Push ups are the one exercise that strikes fear into the hearts of women.
Some women won’t even attempt a single push up, stating simply that their upper bodies are “too weak.”
Maybe it’s because we were taught as children that we were supposed to do “girly” push ups from our knees while the stronger boys did “regular” push ups.
It’s true, push ups are hard, but that’s what makes them so great. So whatever excuse you’re using to avoid trying them – drop it!
START THE CHALLENGE NOW!GO
Push ups are the ideal bodyweight exercise that can be done anytime, anywhere. Adding them to your routine will make you stronger and more sculpted. Push ups tone not just your chest muscles, but also your shoulders, triceps, and abs.
This is a beginner-friendly challenge designed to take you from 0 to 20 push ups in just 4 weeks. Rather than simply having you do push ups every day (easier said than done), you’ll follow a progression of exercises that will have you busting out push ups with confidence.

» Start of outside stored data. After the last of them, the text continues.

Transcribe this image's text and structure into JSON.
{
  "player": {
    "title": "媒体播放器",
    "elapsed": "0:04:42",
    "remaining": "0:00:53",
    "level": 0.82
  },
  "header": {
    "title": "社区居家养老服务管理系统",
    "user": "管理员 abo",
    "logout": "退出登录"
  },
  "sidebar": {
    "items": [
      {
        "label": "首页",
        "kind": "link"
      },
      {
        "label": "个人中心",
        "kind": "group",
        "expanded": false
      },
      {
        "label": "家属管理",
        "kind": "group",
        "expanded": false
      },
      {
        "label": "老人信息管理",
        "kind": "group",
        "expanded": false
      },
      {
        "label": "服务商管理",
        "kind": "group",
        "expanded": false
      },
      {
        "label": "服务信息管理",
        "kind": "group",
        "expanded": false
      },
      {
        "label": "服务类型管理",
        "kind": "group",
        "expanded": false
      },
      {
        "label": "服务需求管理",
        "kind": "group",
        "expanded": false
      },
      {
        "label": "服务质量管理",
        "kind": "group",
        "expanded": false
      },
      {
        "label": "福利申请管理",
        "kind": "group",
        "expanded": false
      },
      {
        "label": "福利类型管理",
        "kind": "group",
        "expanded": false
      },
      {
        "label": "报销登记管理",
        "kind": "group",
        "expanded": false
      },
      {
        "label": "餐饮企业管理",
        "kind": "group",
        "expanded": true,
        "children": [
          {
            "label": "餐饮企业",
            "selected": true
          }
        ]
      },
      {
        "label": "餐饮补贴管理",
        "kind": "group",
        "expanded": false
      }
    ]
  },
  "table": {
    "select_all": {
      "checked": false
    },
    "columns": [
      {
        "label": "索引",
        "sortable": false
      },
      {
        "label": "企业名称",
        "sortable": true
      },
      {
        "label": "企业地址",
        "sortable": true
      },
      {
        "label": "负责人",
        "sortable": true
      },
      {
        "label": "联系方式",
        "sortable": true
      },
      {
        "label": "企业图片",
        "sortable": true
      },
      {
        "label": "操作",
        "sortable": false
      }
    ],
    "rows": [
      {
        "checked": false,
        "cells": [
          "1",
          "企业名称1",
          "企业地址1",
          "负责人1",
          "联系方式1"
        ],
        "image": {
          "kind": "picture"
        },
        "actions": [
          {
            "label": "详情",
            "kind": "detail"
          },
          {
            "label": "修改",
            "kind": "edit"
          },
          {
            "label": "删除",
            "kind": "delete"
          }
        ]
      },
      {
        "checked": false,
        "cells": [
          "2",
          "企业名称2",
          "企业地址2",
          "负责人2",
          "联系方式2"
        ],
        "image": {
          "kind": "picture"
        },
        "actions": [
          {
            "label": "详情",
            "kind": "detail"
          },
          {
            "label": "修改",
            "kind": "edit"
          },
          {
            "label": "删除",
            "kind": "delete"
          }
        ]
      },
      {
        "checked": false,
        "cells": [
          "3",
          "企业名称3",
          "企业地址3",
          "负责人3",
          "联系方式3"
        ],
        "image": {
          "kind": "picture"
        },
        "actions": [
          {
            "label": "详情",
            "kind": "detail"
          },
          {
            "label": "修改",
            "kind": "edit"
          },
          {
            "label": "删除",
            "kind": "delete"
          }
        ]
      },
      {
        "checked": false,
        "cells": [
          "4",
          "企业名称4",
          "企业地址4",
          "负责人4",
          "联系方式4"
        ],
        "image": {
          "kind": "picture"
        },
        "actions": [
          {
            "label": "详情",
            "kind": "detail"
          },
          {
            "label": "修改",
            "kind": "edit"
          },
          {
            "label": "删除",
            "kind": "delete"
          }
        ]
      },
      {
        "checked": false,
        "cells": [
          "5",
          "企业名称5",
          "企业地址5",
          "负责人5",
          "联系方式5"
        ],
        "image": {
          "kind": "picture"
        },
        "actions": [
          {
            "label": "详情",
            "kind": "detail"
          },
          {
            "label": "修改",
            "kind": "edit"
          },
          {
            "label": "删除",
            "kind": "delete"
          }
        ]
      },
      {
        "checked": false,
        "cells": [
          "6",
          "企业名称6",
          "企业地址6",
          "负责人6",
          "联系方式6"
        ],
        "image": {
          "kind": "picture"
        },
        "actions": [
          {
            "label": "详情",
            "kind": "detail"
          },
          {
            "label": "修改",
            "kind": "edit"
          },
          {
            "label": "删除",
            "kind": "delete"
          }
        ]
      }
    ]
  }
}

The workouts in the 30-day push up challenge are short, but they’re designed to produce results fast. You should see and feel the results of a stronger, more sculpted upper body in just a few weeks.
The 4-week challenge is 100% bodyweight exercises, so you can easily do the whole program at home or at your regular gym.
If you want to scratch push ups off your badass bucket list, get started on the 30-day push up challenge today!
Just keep reading to learn all about the exercises and to get the full 30 days of workouts.
Push Up Workouts for Women that Work
You’ll do High Planks instead of forearm/elbow planks for the 30-day push up challenge. Because High Planks are essentially the top position of a push up, they’re a great way to prepare for the real thing.
Set up on the ground or a mat like you’re getting into a push-up position. Keep both arms straight with your hands below your shoulders. Your body will form a straight line from your ankles to your shoulders – your hips should neither dip down nor lift up. During your plank, brace your abs, squeeze your glutes, and keep both contracted throughout the entire duration of the plank.
The execution of the feet-elevated plank is the same as the Plank, but with your toes up on a bench or box. Remember to keep a neutral spine just like you do in the regular plank.
Set up in the top of a push up position but with each hand on a gliding disc*. Brace your core and slowly slide your left hand in front of you and then slide it back to the starting position. Do the same with your right hand. That’s one rep. Do these slowly and with control!
*”Gliding discs” are sold under several different brand names. If you workout at a gym, you might find a pair of gliders stashed away near the gym mats and other small accessories like ropes. If you train at home, gliding discs are a great, affordable addition to your home gym. If you want to DIY it, you can try putting each hand on a small dish towel (or possibly even paper plates!) instead of the discs.
Incline Push Ups
Set up the same way you would for a regular Push Up but place your hands on a step, bench, box, or riser. Your body will form a straight line. Lower your body until your chest touches the step and then push back up to the starting position.
Push Up Negatives
Push Up Negatives focus on the eccentric portion of the push up – the lowering of your body to the ground. By eliminating the “push up” element, you can focus on learning to control your body as you gain strength.
Set up at the top of a push up position on the floor. Slowly lower yourself to the ground. Do this with as much control as possible. Once your chest touches the ground, you’ve completed your rep. Get back to the starting position and repeat for the assigned number of reps.
Place your hands on the floor just past shoulder width. Your toes should be on the ground with your feet close together. Your body should form a straight line without any sagging of the hips. Brace your abs and keep a strong core as you begin to lower your body. Lower down until your chest is nearly touching the floor. Pause briefly and then push back up to the starting position. You should look down throughout the exercise and your head position shouldn’t change.
Push Ups with Pause at Bottom
For these, you’ll do a standard push up, but add a 2-second pause at the bottom before pushing back up. This is a challenging variation that will help you get better at regular push ups faster.
YTI Raises are a sequence of 3 different moves: Y Raises, T Raises, and I Raises. You’ll do them all together by completing all of your Ys, then the same number of Ts, and then finally the same number of Is. If the workout calls for “6 YTI Raises” you’ll do 6 of each letter. The letters represent the shape that your arms make relative to your body during each exercise.
Lie face down on an incline bench. Make a fist with both hands. To begin, raise your arms up at a 30-degree angle to your body (Y Raise). Complete all reps and then raise your arms straight out at a 90-degree angle to your body (T Raise). Complete all reps and then raise your arms straight up in line with your body (I Raise).